Carbon tax bill rise report way off the mark – Leo Varadkar
The Taoiseach responded days after he promised to cut taxes over the next five years if Fine Gael is re-elected.
Taoiseach Leo Varadkar has described a new economic report suggesting households could face a hike in carbon tax bills of up 3,000 euro (£2,674) a year as “way off the mark”.
Analysis from the Economic Social Research Institute (ESRI) has outlined that dramatic tax increases would be needed unless the Government implemented new policies to tackle climate change.
Mr Varadkar said: “In terms of carbon tax the ESRI is way off the mark. Certainly this government of Fine Gael and independents does not intend to raise carbon tax to the kind of level suggested in that report.”
He added that the Government had not yet worked out what those tax increases would be.
You will not be able to reduce income taxes by 600 million euro a year without increasing taxes elsewhere ... I think you need to be honest with people Micheal Martin
The ESRI found taxes would need to rise from 20 euro (£17) per tonne currently to at least 300 euro (£267) by 2030 if Ireland was to avoid hefty European Union (EU) fines.
It would mean considerable tax rises for households when it comes to home heating and motoring costs.
At present, householders typically pay about 200 euro (£178) a year on carbon taxes, but that figure could be hiked to 3,000 euro a year, according to the ESRI.

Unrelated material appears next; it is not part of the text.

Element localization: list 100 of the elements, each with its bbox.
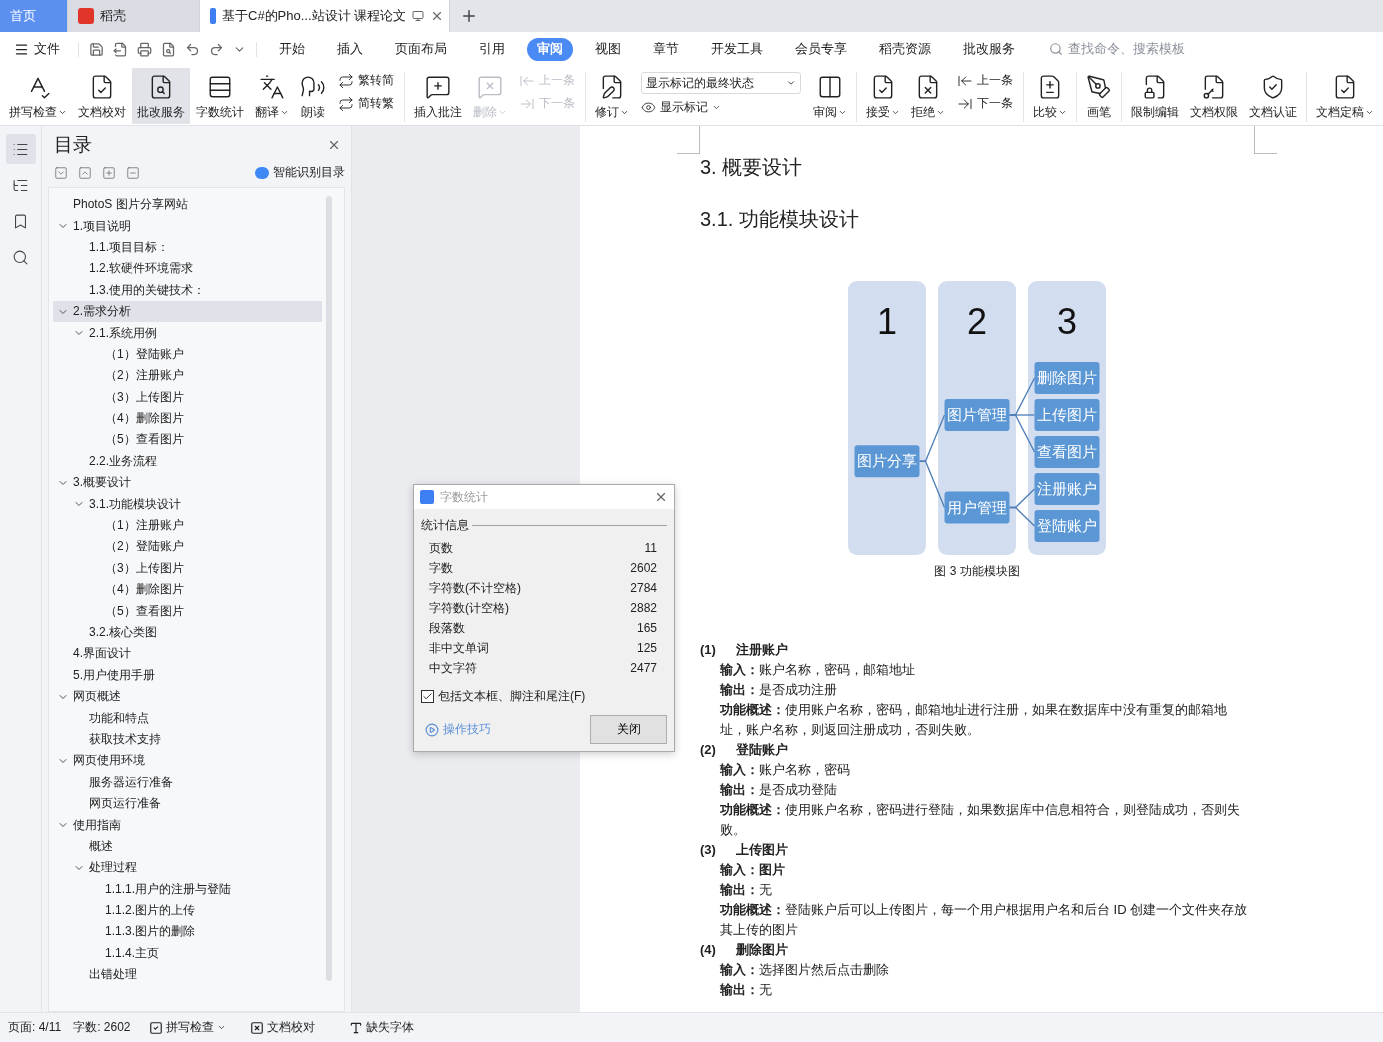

Under EU rules, Ireland is required to reduce carbon emissions by 20% over 2005 levels by 2020.
However, it is unlikely to meet the targets as Irish carbon emissions are among the highest in the EU.
The report comes within days of Mr Varadkar promising to cut taxes over the next five years if Fine Gael is re-elected to Government.

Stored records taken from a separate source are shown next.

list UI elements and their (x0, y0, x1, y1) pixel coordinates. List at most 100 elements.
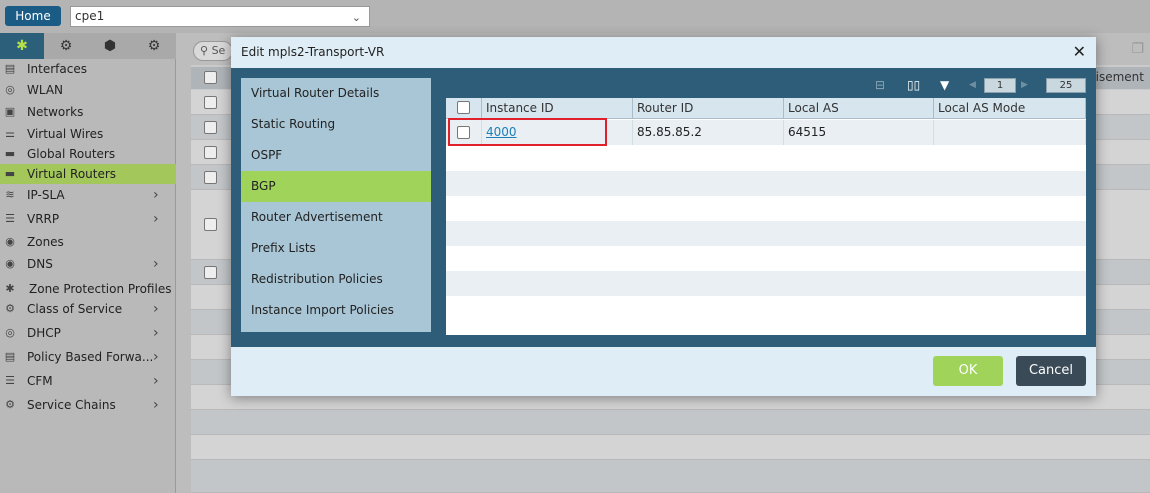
device-select[interactable]: cpe1 ⌄ (70, 6, 370, 27)
ok-button[interactable]: OK (933, 356, 1003, 386)
copy-icon[interactable]: ❐ (1131, 41, 1144, 57)
sidebar-item-label: Virtual Wires (27, 127, 104, 141)
cell-local-as-mode (934, 120, 1086, 145)
device-select-value: cpe1 (75, 9, 105, 23)
search-input[interactable]: ⚲ Se (193, 41, 233, 61)
row-checkbox[interactable] (204, 146, 217, 159)
nav-instance-import-policies[interactable]: Instance Import Policies (241, 295, 431, 326)
sidebar-item-interfaces[interactable]: ▤ Interfaces (0, 59, 176, 79)
cancel-button[interactable]: Cancel (1016, 356, 1086, 386)
filter-icon[interactable]: ▼ (940, 78, 949, 92)
remove-icon[interactable]: ⊟ (875, 78, 885, 92)
nav-prefix-lists[interactable]: Prefix Lists (241, 233, 431, 264)
topology-icon[interactable]: ✱ (0, 33, 44, 59)
search-icon: ⚲ (200, 44, 209, 57)
sidebar-item-zones[interactable]: ◉ Zones (0, 232, 176, 252)
nav-bgp[interactable]: BGP (241, 171, 431, 202)
column-header-local-as-mode[interactable]: Local AS Mode (934, 98, 1086, 119)
sidebar-item-dhcp[interactable]: ◎ DHCP › (0, 323, 176, 343)
sidebar-item-policy-based-forwarding[interactable]: ▤ Policy Based Forwa... › (0, 347, 176, 367)
chevron-right-icon: › (153, 325, 159, 341)
table-row-empty (446, 146, 1086, 171)
table-row-empty (446, 271, 1086, 296)
table-row-empty (446, 296, 1086, 321)
sidebar-item-label: Zone Protection Profiles (29, 282, 172, 296)
sidebar-item-dns[interactable]: ◉ DNS › (0, 254, 176, 274)
cfm-icon: ☰ (5, 374, 15, 387)
policy-icon: ▤ (4, 350, 16, 363)
chevron-right-icon: › (153, 397, 159, 413)
chevron-right-icon: › (153, 256, 159, 272)
sidebar-item-class-of-service[interactable]: ⚙ Class of Service › (0, 299, 176, 319)
sidebar-item-ip-sla[interactable]: ≋ IP-SLA › (0, 185, 176, 205)
sidebar-item-label: Policy Based Forwa... (27, 350, 154, 364)
chevron-right-icon: › (153, 373, 159, 389)
gear-icon[interactable]: ⚙ (44, 33, 88, 59)
row-checkbox[interactable] (204, 218, 217, 231)
cube-icon[interactable]: ⬢ (88, 33, 132, 59)
sla-icon: ≋ (5, 188, 15, 201)
page-number-input[interactable]: 1 (984, 78, 1016, 93)
cell-local-as: 64515 (784, 120, 934, 145)
row-checkbox[interactable] (204, 266, 217, 279)
nav-ospf[interactable]: OSPF (241, 140, 431, 171)
page-size-select[interactable]: 25 (1046, 78, 1086, 93)
home-button[interactable]: Home (5, 6, 61, 26)
nav-router-advertisement[interactable]: Router Advertisement (241, 202, 431, 233)
wifi-icon: ◎ (5, 83, 15, 96)
sidebar-item-label: IP-SLA (27, 188, 65, 202)
bgp-instances-table: Instance ID Router ID Local AS Local AS … (446, 98, 1086, 335)
table-row-empty (446, 221, 1086, 246)
top-bar: Home cpe1 ⌄ (0, 0, 1150, 33)
gear-icon: ⚙ (5, 398, 15, 411)
table-row-empty (191, 410, 1150, 435)
dialog-header: Edit mpls2-Transport-VR ✕ (231, 37, 1096, 68)
sidebar-item-label: CFM (27, 374, 53, 388)
zone-icon: ◉ (5, 235, 15, 248)
column-header-router-id[interactable]: Router ID (633, 98, 784, 119)
global-settings-icon[interactable]: ⚙ (132, 33, 176, 59)
column-header-local-as[interactable]: Local AS (784, 98, 934, 119)
column-header-advertisement: tisement (1090, 70, 1144, 84)
shield-icon: ✱ (5, 282, 15, 295)
table-row-empty (191, 460, 1150, 493)
sidebar: ✱ ⚙ ⬢ ⚙ ▤ Interfaces ◎ WLAN ▣ Networks ⚌… (0, 33, 176, 493)
select-all-checkbox[interactable] (204, 71, 217, 84)
sidebar-item-label: WLAN (27, 83, 64, 97)
sidebar-item-label: VRRP (27, 212, 60, 226)
next-page-icon[interactable]: ▶ (1021, 80, 1028, 90)
table-row[interactable]: 4000 85.85.85.2 64515 (446, 118, 1086, 146)
sidebar-item-global-routers[interactable]: ▬ Global Routers (0, 144, 176, 164)
columns-icon[interactable]: ▯▯ (907, 78, 920, 92)
sidebar-item-cfm[interactable]: ☰ CFM › (0, 371, 176, 391)
sidebar-item-label: Service Chains (27, 398, 116, 412)
prev-page-icon[interactable]: ◀ (969, 80, 976, 90)
sidebar-item-virtual-routers[interactable]: ▬ Virtual Routers (0, 164, 176, 184)
dialog-footer: OK Cancel (231, 347, 1096, 396)
highlight-box (448, 118, 607, 146)
column-header-instance-id[interactable]: Instance ID (482, 98, 633, 119)
sidebar-item-label: Zones (27, 235, 64, 249)
sidebar-item-label: Class of Service (27, 302, 123, 316)
row-checkbox[interactable] (204, 96, 217, 109)
sidebar-item-wlan[interactable]: ◎ WLAN (0, 80, 176, 100)
dialog-title: Edit mpls2-Transport-VR (241, 45, 385, 59)
nav-redistribution-policies[interactable]: Redistribution Policies (241, 264, 431, 295)
sidebar-item-service-chains[interactable]: ⚙ Service Chains › (0, 395, 176, 415)
dns-icon: ◉ (5, 257, 15, 270)
vrrp-icon: ☰ (5, 212, 15, 225)
sidebar-item-zone-protection-profiles[interactable]: ✱ Zone Protection Profiles (0, 279, 176, 299)
row-checkbox[interactable] (204, 171, 217, 184)
nav-static-routing[interactable]: Static Routing (241, 109, 431, 140)
chevron-right-icon: › (153, 211, 159, 227)
sidebar-item-virtual-wires[interactable]: ⚌ Virtual Wires (0, 124, 176, 144)
nav-virtual-router-details[interactable]: Virtual Router Details (241, 78, 431, 109)
close-icon[interactable]: ✕ (1073, 42, 1086, 61)
select-all-checkbox[interactable] (457, 101, 470, 114)
row-checkbox[interactable] (204, 121, 217, 134)
sidebar-item-networks[interactable]: ▣ Networks (0, 102, 176, 122)
sidebar-item-vrrp[interactable]: ☰ VRRP › (0, 209, 176, 229)
network-icon: ▣ (4, 105, 16, 118)
interfaces-icon: ▤ (4, 62, 16, 75)
chevron-right-icon: › (153, 349, 159, 365)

Mr Varadkar was responding to Fianna Fail leader Micheal Martin, who said Ireland was failing in terms of its climate change targets and asked whether the Taoiseach could give a trajectory of how much carbon taxes would rise each year over the next five years.

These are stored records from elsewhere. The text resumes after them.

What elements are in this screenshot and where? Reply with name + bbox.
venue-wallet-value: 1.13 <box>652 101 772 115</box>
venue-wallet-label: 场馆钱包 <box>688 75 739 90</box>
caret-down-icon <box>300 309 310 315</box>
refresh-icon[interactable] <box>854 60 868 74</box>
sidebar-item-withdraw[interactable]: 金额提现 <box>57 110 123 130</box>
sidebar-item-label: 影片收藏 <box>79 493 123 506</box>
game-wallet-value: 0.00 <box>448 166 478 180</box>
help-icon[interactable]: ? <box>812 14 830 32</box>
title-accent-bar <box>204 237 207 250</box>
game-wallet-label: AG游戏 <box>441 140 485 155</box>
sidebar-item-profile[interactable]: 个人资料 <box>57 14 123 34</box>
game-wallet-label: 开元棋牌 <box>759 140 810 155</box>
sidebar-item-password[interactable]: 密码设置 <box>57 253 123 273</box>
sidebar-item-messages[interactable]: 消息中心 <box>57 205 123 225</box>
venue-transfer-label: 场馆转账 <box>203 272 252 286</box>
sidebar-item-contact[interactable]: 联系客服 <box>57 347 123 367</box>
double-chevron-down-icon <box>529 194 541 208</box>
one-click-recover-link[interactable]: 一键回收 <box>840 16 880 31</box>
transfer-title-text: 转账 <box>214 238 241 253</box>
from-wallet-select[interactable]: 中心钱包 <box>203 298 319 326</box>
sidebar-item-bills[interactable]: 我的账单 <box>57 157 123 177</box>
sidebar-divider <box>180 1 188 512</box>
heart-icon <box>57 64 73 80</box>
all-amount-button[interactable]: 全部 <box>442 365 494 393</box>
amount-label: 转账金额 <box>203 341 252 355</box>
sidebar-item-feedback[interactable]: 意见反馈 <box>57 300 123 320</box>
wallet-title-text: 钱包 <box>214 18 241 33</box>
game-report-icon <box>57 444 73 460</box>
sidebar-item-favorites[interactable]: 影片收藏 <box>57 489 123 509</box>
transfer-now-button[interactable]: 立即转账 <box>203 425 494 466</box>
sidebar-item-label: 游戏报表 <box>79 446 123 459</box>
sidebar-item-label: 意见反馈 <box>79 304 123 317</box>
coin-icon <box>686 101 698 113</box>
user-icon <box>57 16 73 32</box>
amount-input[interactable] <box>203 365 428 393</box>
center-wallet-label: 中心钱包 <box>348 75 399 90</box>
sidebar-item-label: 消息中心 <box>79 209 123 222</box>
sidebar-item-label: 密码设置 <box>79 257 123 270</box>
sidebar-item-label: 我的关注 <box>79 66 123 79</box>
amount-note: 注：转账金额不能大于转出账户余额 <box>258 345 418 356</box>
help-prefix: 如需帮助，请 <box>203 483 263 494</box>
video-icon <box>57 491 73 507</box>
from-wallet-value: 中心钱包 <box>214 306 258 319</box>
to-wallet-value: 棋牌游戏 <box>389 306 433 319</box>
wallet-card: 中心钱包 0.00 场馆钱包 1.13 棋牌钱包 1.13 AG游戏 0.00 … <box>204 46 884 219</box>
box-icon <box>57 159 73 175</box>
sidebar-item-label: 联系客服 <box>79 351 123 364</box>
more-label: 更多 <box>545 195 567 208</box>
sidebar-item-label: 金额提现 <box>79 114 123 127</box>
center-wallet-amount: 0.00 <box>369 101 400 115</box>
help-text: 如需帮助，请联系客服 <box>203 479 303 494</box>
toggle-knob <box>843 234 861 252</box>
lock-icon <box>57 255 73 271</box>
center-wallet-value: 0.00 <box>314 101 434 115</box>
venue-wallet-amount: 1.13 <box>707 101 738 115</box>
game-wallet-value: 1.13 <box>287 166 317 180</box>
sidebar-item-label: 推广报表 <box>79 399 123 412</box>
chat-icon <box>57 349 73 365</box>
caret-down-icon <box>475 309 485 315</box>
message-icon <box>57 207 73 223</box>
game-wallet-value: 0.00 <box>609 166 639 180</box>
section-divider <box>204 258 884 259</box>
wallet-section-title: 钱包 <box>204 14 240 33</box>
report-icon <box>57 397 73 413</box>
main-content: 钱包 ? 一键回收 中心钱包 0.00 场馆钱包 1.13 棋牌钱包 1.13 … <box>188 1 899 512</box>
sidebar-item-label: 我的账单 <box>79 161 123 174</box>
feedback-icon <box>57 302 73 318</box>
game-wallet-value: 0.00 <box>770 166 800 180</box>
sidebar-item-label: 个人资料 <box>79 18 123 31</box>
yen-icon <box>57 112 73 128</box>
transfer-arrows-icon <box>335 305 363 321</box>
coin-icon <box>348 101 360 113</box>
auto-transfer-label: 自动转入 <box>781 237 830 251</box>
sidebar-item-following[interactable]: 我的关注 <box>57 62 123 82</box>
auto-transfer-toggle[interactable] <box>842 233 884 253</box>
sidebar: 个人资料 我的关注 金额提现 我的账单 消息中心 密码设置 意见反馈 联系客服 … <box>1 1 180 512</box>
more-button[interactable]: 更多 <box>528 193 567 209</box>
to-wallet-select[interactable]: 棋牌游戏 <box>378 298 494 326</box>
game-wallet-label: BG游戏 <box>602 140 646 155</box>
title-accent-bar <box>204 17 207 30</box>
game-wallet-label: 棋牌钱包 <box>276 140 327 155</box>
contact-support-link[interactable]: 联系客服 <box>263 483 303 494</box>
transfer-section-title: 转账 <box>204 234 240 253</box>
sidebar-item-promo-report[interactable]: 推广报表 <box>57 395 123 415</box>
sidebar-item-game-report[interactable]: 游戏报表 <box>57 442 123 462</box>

He added it was not possible for the Government to cut income taxes without increasing taxes elsewhere.
“You will not be able to reduce income taxes by 600 million euro (£534 million) a year without increasing taxes elsewhere … I think you need to be honest with people,” he said.
Mr Varadkar claimed Mr Martin was “wrong” in his analysis, adding that the Government should follow the Canadian model where the money is giving back to people in the form of tax reliefs.
The research body recommended a range of policies needed to be introduced including the phasing-out of fossil fuel use, retrofitting properties and electrifying the transport fleet.